Minggu, 18 Agustus 2019


Menengok Geliat Tani di Kampung Cipamingkis Sukabumi

06 Peb 2019, 08:10 WIBEditor : Gesha

Petani Desa Cipamingkis semangat bertanam jeruk dan merasakan hasilnya dalam bentuk agrowisata | Sumber Foto:LELY

Selain disuguhi pemandangan indah alam Sukalarang, para pengunjung bisa berselfie ria di kebun jeruk

 

TABLOIDSINARTANI.COM, Sukabumi --- Pertanian di Kampung Cipamingkis kini kian menggeliat. Dengan pendampingan penyuluh dan semangat petani, salah satu kampung di Kab.Sukabumi ini punya jeruk andalan dan kawasan agroeduwisata.

Bermula dari sekedar hobi memelihara tanaman jeruk, anggota kelompoktani Bina Sejatera, Ade Luken memulai bertanam Jeruk Garut sekitar 200 pohon pada tahun 2013 dan sekarang sudah mencapai 500 pohon di atas 1,2 hetar tanannya. 

Sebagai seorang peternak sapi perah dirinya mengintegrasikan sapi perah dengan tanaman jeruk sampai saat ini.

Tak hanya itu, Ade memiliki ide cemerlang untuk pemasaran hasil panen jeruk tersebut dalam bentuk Agrowisata Jeruk dan Sapi perah.

Dirinya membuka kesempatan kepada pengunjung untuk mencicipi dan memetik langsung jeruk di kebunnya.

Selain disuguhi pemandangan indah alam Sukalarang, para pengunjung bisa berselfie ria di kebunnya.

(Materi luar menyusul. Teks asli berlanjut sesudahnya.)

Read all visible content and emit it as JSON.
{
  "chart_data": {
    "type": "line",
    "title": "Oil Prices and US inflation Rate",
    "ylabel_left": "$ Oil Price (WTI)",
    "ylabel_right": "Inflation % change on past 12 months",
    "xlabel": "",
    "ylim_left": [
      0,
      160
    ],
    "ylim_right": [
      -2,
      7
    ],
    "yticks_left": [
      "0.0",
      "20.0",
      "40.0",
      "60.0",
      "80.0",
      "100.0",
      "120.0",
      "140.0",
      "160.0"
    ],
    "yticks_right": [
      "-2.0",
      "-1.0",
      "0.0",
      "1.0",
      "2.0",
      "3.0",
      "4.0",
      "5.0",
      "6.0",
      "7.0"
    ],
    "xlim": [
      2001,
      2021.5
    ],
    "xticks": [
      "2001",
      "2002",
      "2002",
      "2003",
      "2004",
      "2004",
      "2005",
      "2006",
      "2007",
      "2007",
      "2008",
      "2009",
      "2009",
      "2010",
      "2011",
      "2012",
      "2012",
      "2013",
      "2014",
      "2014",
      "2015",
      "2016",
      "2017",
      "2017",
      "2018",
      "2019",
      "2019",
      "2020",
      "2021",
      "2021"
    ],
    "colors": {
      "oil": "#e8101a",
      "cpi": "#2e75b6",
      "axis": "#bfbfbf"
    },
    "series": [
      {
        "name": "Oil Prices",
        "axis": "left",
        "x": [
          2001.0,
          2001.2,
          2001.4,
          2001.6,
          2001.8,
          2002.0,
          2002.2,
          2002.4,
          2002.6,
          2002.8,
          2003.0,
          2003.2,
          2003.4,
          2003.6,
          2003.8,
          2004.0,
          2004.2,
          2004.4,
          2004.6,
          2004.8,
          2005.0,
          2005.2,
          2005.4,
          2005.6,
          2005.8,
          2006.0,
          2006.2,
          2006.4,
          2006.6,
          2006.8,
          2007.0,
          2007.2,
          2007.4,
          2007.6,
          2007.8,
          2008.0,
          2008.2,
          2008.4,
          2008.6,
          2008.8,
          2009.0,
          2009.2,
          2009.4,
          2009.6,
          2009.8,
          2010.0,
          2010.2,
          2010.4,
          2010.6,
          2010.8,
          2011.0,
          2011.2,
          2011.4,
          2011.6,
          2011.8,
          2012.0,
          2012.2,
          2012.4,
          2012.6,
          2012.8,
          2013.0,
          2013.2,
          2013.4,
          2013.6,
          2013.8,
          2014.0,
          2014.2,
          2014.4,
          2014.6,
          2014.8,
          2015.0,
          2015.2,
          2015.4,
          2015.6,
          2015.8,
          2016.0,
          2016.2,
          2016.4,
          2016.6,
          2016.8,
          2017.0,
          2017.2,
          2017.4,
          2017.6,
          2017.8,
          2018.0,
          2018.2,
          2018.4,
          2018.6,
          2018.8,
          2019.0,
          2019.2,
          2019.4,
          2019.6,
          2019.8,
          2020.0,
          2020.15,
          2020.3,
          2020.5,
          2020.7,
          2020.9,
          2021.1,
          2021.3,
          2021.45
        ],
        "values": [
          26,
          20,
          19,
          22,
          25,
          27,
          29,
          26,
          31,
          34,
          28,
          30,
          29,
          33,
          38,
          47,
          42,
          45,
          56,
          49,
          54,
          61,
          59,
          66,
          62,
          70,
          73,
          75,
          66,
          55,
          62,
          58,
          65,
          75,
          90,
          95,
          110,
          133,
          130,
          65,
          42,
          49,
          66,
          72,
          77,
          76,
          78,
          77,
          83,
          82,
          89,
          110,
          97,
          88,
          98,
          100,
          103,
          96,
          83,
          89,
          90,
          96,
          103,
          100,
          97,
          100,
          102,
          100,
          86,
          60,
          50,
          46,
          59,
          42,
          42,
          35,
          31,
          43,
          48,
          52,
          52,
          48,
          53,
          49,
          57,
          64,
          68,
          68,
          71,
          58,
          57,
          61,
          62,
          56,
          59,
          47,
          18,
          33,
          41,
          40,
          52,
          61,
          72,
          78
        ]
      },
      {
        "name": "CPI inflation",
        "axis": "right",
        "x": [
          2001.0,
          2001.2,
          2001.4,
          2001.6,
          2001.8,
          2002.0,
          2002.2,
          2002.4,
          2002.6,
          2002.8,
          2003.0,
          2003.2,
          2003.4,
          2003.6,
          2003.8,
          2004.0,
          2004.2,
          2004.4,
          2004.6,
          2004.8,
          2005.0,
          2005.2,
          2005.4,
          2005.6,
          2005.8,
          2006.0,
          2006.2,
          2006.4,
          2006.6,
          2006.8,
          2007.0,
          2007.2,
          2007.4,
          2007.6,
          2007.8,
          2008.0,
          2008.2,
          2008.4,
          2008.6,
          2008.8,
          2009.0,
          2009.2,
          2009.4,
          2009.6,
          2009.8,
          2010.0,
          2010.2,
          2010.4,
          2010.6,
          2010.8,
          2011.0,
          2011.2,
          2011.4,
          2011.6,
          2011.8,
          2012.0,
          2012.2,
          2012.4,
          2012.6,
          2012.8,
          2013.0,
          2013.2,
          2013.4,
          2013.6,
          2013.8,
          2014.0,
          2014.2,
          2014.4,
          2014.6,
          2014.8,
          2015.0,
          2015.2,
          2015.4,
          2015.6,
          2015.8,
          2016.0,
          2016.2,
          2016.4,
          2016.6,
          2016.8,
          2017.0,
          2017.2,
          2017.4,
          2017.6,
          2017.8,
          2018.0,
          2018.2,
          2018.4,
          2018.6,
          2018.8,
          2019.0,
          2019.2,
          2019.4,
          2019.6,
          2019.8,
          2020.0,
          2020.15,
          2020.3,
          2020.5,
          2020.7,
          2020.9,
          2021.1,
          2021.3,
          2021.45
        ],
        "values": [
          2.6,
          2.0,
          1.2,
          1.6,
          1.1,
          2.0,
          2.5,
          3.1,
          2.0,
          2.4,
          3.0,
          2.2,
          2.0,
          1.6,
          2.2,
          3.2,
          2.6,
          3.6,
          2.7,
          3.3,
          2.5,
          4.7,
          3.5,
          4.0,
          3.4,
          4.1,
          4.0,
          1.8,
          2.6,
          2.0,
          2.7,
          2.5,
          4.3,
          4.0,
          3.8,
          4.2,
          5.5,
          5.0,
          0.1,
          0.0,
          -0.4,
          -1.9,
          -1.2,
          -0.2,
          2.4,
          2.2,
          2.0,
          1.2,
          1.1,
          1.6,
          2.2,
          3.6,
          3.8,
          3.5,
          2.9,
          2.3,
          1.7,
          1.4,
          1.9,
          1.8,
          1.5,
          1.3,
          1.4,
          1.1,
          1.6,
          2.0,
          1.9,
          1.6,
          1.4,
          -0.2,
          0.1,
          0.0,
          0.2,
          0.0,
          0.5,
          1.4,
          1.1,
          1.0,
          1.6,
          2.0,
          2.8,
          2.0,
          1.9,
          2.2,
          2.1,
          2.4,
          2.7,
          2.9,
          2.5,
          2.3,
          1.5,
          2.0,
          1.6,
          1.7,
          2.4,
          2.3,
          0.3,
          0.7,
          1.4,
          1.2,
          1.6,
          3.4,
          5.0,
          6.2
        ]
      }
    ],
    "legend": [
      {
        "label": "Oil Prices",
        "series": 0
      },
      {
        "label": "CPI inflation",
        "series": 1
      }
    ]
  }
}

Hingga saat ini banyak sekali pengunjung dari daerah sekitar dan dari luar Kabupaten Sukabumi. 

Keberhasilan Ade Luken dalam bertanam jeruk ternyata diikuti jejaknya oleh Ketua Kelompoktani Bina Sejahtera, Didi Suhandi dan tokoh masyarakat, H. Iyon.

 Dengan prinsip ATM ( Amati, Tiru, Modifikasi ) maka pada tahun 2017 mereka mulai menanam 500 pohon jeruk dekopon.

Sampai sekarang sudah berkembang menjadi 1500 pohon yang ditumpangsari dengan sayuran dataran tinggi seperti kol, sawi putih dan wortel. 

Kepala BPP Sukalarang, Diat Sujatman mengungkapkan keberanian menerapkan suatu inovasi, mampu menghantarkan kesuksesan Kelompoktani Bina Sejahtera dalam mengembangkan jeruk dekopon dipadukan dengan sayuran dataran tinggi. 

"Upaya ini secara nyata sanggup meningkatkan perekonomian keluarga dan masyarakat kampung Cipamingkis," ungkap Diat membanggakan Kelompok Tani Bina Sejahtera.

Tak hanya apresiasi dari kepala BPP, kegiatan tersebut mendapatkan disambut baik oleh Kepala Desa Sukalarang, bahkan secara langsung pada tahun 2017 mendapatkan bantuan dari Anggaran Dana Desa Sukalarang.

”Insyaallah Desa Sukalarang akan kami jadikan sentra Jeruk Dekopon dan Agroeduwisata demi mendukung pembangunan pertanian yang ada di Desa Sukalarang," ungkap Kepala Desa Sukalarang, Ece Surada.